Il saisit sa main gantée de cuir marron dans un geste spontané et la caressa du pouce.

— Puisque je vous dis que ce n'est rien.

Son amazone mouva les doigts pour fuir son étreinte et il les relâcha à regret. Ce faisant, elle détourna le regard, l'air gêné. Laszlo reprit un chemin plus sûr en poursuivant la conversation :

— Je trouve l'honnêteté de votre frère plutôt rafraîchissante. On me regarde souvent comme une bête curieuse sans pour autant oser me dire un mot.

L'archère releva les yeux vers lui, étonnée.

— Ce n'est qu'une balafre. Je ne vois pas pourquoi on en ferait des gorges chaudes.

Cela le fit rire.

— Tout le monde n'a pas votre désintérêt et votre gentillesse. Cette entaille me défigure, et on a moins de sympathie pour un homme laid.

Elle lui assena une tape sur le coude.

— Vous savez pertinemment que vous ne l'êtes pas, dit-elle en levant les yeux au ciel.

Elle se tut brusquement, semblant se rendre compte des paroles qu'elle venait de proférer, et rougit délicieusement.

— Oh... alors, comme ça, vous me trouvez beau ? insista le baron avec une mine taquine alors même que son cœur battait la chamade, dans l'attente de sa réponse.

La pique porta et rendit à Diane son humeur belliqueuse :

— Ne déformez pas mes propos. J'ai simplement dit que vous n'étiez pas moche.

— Moi qui pensais que vous me trouviez hideux... me voilà rassuré.

Laszlo lui offrit son plus beau sourire. Il était bêtement heureux, alors qu'elle ne lui avait même pas dit clairement qu'elle le trouvait à son goût ! Il s'agissait toutefois d'une petite victoire.

— Merci. Pour Gregory, je veux dire, reprit la jeune femme après un temps. Vous et votre frère l'avez mis à l'aise. Il a beaucoup de mal à s'intégrer en société. Il est unique en son genre. Il a beaucoup à offrir, mais l'on s'arrête souvent à la surface.

Son expression fataliste peina son interlocuteur. Il découvrait là une de ces épreuves qui l'avaient forgée.

— Tout le plaisir est pour moi. Nous avons seulement fait connaissance, mais je pense que c'est un bon garçon. Il a sans doute besoin de temps pour s'habituer à échanger avec les autres.

Diane secoua tristement la tête.

— Je crains que cela n'aidera guère. Il est ainsi depuis l'enfance. Il y a des moments...

Elle chercha ses mots, la mine contemplative, puis lui expliqua de son mieux :

— Il se renferme totalement. Il ne veut plus ni voir ni entendre le monde qui l'entoure. C'est comme si tout devenait trop pour lui.

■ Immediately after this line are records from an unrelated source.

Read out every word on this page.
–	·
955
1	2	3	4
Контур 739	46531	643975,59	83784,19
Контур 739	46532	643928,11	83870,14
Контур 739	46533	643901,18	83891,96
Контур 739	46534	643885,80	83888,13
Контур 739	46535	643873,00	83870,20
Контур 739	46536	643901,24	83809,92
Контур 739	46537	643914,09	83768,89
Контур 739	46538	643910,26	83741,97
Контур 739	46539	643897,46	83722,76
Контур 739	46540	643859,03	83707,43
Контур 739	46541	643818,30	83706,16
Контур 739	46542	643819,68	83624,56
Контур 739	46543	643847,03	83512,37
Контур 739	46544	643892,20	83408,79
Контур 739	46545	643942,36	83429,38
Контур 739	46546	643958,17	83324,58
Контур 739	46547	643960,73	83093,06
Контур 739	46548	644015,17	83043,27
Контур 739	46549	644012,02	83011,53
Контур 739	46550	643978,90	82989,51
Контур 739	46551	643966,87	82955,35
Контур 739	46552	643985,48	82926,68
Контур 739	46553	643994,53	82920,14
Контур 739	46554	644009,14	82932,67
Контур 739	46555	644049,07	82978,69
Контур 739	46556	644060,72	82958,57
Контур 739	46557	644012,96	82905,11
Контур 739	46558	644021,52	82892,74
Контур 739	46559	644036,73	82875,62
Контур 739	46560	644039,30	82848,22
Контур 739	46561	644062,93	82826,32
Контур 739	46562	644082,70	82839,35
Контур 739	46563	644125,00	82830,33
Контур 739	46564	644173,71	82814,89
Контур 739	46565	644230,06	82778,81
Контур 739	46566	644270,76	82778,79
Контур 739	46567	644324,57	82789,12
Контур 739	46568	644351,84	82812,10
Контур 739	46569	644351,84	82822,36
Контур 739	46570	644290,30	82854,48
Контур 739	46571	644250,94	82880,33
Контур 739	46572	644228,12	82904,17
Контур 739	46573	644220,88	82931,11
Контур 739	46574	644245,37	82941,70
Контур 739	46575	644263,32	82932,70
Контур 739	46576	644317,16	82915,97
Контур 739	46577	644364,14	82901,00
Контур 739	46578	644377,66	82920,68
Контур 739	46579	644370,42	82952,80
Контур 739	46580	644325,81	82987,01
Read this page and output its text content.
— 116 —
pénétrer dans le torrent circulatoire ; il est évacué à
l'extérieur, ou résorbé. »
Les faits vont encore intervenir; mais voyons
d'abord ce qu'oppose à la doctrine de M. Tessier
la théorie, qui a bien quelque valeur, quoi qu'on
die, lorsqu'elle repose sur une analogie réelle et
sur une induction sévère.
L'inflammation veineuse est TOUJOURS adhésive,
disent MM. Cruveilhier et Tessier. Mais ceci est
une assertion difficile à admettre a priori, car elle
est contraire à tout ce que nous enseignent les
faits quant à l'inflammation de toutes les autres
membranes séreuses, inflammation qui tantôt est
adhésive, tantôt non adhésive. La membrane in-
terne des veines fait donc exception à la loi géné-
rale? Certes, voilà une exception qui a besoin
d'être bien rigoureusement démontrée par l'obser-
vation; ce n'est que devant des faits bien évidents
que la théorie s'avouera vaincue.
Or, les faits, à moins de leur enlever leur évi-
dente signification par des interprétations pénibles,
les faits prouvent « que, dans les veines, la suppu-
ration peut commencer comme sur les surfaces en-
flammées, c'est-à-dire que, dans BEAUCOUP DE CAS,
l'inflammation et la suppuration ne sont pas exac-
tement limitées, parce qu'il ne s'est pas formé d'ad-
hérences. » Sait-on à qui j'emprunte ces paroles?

L'ancien combattant posa une main réconfortante sur son épaule. Cette fois-ci, elle ne repoussa pas son geste. Elle venait de lui livrer une part importante d'elle-même, et il vit dans ses yeux émeraude qu'elle en prenait conscience. Il eut l'impression d'avoir acquis un peu de sa confiance en traitant son frère comme n'importe quel autre gentilhomme de sa connaissance. À présent, elle savait qu'il n'était pas foncièrement mauvais, même si elle conservait sans doute des a priori à son égard. Sa rancœur ne s'envolerait pas du jour au lendemain, cependant il parviendrait à lui montrer petit à petit qu'il était un homme honorable... et surtout, aimable et désirable.